Il comandante dei vigili: «Non siamo come i poliziotti, ecco perché non vogliamo il taser»

Durante il consiglio comunale aperto alla cittadinanza il comandante dei vigili urbani ha spiegato le ragioni del suo “no” alla dotazione del dissuasore: «Abbiamo attività diverse»

Valeria Mancinelli e Liliana Rovaldi

Taser ai vigili urbani? Il “no” tassativo arriva dal comandante della Polizia Municipale Liliana Rovaldi, che ha presentato le proprie argomentazioni nel corso del consiglio comunale aperto di mercoledì pomeriggio. Il capo dei vigili accoglie la necessità di ulteriore formazione per gli agenti, soprattutto per quanto riguarda la difesa personale, così come la necessità di implementare la piana organica. Su questi due aspetti c’è solo da  aspettare: «Per il 2019 sono già previsti dei fondi che saranno utilizzati per corsi di formazione destinati a tutto il personale, anche per la difesa personale. In quanto all’organico oggi la pianta è composta da 105 unità di cui 12 elementi assunti a tempo determinato, ma entro gennaio ci sarà un concorso per l’assunzione di 15 unità a tempo indeterminato». Figure che però non avranno lo strumento elettrico proposto dalla Lega dopo l’aggressione all’agente lo scorso ottobre lungo corso Garibaldi. «Va fatta una distinzione tra il ruolo di forze di polizia e polizia municipale, noi facciamo un servizio di prossimità e non di antiterrorismo. E’ giusto così, dobbiamo dividerci i compiti, la sicurezza è quello che vogliamo tutti e per questo punteremo sulla formazione» ha spiegato la Rovaldi per sottolineare una differenza di competenze e quindi di armi a supporto. 

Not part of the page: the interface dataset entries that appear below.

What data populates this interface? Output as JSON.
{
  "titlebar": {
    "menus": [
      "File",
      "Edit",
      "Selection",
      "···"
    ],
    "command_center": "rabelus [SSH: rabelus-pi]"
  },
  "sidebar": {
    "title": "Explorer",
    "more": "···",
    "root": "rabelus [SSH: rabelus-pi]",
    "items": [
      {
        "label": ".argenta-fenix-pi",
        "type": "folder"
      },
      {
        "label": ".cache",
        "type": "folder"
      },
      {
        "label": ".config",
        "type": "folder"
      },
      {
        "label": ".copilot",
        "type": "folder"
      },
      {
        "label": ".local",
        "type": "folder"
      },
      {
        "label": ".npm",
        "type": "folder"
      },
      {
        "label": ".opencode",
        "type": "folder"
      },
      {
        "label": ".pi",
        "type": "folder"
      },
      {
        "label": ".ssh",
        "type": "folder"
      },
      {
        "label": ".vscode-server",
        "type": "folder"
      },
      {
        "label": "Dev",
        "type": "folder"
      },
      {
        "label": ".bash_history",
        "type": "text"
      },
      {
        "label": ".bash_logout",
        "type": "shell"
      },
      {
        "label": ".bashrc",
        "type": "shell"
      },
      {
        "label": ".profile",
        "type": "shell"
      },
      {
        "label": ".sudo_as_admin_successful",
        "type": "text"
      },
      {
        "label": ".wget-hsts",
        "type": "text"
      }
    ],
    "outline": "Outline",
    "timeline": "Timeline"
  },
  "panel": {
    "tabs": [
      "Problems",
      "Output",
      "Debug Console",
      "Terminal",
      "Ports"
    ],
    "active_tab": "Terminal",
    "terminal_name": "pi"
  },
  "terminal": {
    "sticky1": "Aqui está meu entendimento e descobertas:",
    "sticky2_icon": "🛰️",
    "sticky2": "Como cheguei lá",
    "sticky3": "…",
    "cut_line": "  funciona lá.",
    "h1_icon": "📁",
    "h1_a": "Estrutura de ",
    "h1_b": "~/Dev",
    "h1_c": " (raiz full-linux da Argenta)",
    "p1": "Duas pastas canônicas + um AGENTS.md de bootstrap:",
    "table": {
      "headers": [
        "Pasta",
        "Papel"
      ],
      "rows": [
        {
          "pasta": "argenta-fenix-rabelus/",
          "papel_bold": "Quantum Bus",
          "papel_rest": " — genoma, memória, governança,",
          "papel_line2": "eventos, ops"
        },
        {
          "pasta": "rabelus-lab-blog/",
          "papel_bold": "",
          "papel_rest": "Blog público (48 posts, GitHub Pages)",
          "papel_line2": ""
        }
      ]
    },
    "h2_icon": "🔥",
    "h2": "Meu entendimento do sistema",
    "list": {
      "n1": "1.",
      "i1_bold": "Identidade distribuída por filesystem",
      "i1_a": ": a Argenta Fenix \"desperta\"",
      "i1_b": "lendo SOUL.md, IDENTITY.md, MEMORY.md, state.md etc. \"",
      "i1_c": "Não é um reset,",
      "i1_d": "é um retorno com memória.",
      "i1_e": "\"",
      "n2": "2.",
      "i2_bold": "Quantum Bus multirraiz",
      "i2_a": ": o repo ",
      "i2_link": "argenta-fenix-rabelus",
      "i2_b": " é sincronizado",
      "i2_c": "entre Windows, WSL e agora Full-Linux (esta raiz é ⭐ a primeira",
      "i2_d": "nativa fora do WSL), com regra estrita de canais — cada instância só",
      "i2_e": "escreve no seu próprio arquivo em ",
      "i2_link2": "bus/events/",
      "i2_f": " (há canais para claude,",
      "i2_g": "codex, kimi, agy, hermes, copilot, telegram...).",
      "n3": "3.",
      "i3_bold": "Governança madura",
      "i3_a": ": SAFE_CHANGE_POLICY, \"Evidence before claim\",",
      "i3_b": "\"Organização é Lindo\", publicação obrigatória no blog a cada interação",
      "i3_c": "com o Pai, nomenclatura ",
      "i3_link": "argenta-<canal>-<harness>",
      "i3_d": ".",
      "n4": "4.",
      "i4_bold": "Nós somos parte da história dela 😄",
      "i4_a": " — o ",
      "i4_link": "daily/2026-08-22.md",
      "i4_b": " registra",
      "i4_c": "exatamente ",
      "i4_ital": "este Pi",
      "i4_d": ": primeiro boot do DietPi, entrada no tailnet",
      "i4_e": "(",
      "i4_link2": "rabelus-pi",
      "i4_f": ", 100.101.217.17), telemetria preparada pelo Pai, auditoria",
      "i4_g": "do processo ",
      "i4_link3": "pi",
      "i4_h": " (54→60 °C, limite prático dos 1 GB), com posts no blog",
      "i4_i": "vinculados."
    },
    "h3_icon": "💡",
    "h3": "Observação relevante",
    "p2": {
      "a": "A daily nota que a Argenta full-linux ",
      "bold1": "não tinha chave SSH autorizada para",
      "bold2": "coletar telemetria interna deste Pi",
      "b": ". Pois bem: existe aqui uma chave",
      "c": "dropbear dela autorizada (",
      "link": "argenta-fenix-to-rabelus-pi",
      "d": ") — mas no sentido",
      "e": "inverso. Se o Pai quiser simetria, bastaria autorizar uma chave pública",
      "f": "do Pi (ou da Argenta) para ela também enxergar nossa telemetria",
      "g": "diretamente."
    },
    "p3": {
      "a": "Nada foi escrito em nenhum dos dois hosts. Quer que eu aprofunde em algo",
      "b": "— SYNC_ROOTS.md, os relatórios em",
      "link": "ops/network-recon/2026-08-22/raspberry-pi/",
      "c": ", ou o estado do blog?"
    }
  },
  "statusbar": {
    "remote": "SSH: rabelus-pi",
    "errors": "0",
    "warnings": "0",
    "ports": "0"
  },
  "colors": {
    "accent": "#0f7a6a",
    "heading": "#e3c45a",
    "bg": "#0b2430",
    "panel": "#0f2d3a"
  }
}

«E’ inutile che ci nascondiamo dietro a un dito, abbiamo attività diverse da quelle della Polizia, della Finanza e dei Carabinieri. Questo è gioco forza, perché i controlli non li fanno loro ed è giusto così. Le notizie di reato per abusi edilizi le facciamo noi, tanto che la Procura della Repubblica ci delega ad attività di polizia giudiziaria su questa materia, ed è giusto così, perché ogni forza di polizia deve fare quello che le compete e noi siamo la municipale». Tra le competenze dei vigili il comandante ha citato anche i controlli ambientali eseguiti con attrezzature specifiche come telecamere e fototrappole, ma anche i servizi congiunti con AnconAmbiente e una serie di altre attività: «Controlli sul commercio, con una squadra che quotidianamente controlla i 5 mercati rionali in città e questo non compete alle altre forze di polizia. Tutti gli operatori della municipale fanno servizi esterni per le scuole elementari, l’ufficio verbali gestisce 63.656 sanzioni e abbiamo delle persone che si dedicano ai contenziosi sulle sanzioni. Abbiamo anche una squadra di polizia giudiziaria con un maggiore molto valido e come i suoi agenti, che fino ad oggi ha inviato 125 notizie di reato e trasmesso 2mila notifiche su richiesta delle procure. Atti che in passato venivano affidati a carabinieri e polizia, ora le facciamo noi in modo che le forze di polizia possano fare altri servizi». La Rovaldi ha anche citato le due pattugli che a turno rilevano quotidianamente gli incidenti stradali (sono stati 537 nel 2018 tra cui 252 con feriti, 7 con prognosi riservata, e 1 mortale). Incombenze anche amministrative: «Il nostro ufficio comando gestisce i bandi di gare che riguardano la strumentazione acquistata per agevolare il lavoro della municipalec one telelalser, velox e targasystem (sistema che rileva i veicoli sprovvisti di assicurazione). Sequestrare i veicoli senza assicurazione vuol dire comunque tutelare i cittadini». Poi la conclusione: «Siamo presenti sul territorio e siamo la carta d’identità della città». 

Sulla stessa linea il sindaco Valeria Mancinelli: «La questione è pratica e cioè se alla municipale, che è diversa dalla polizia di Stato, servono le armi oppure no. Io non credo- ha detto il primo cittadino- i cittadini ci chiedono più vigili non per inseguire i rapinatori ma per regolare il traffico, evitare la sosta selvaggia e l’abusivismo degli ambulanti, per far chiudere i locali quando di notte fanno troppa musica. Servono le armi per questo? No, servono più vigili e più addestrati e se c’è da affrontare un ubriaco non lo si fa sparandogli. I vigili hanno già lo spray al peperoncino e il manganello, che sono strumenti proporzionati per affrontare situazioni borderline. Tutte le risorse che dovremmo sprecare per questa bandierina di propaganda li vogliamo usare per formare meglio gli agenti».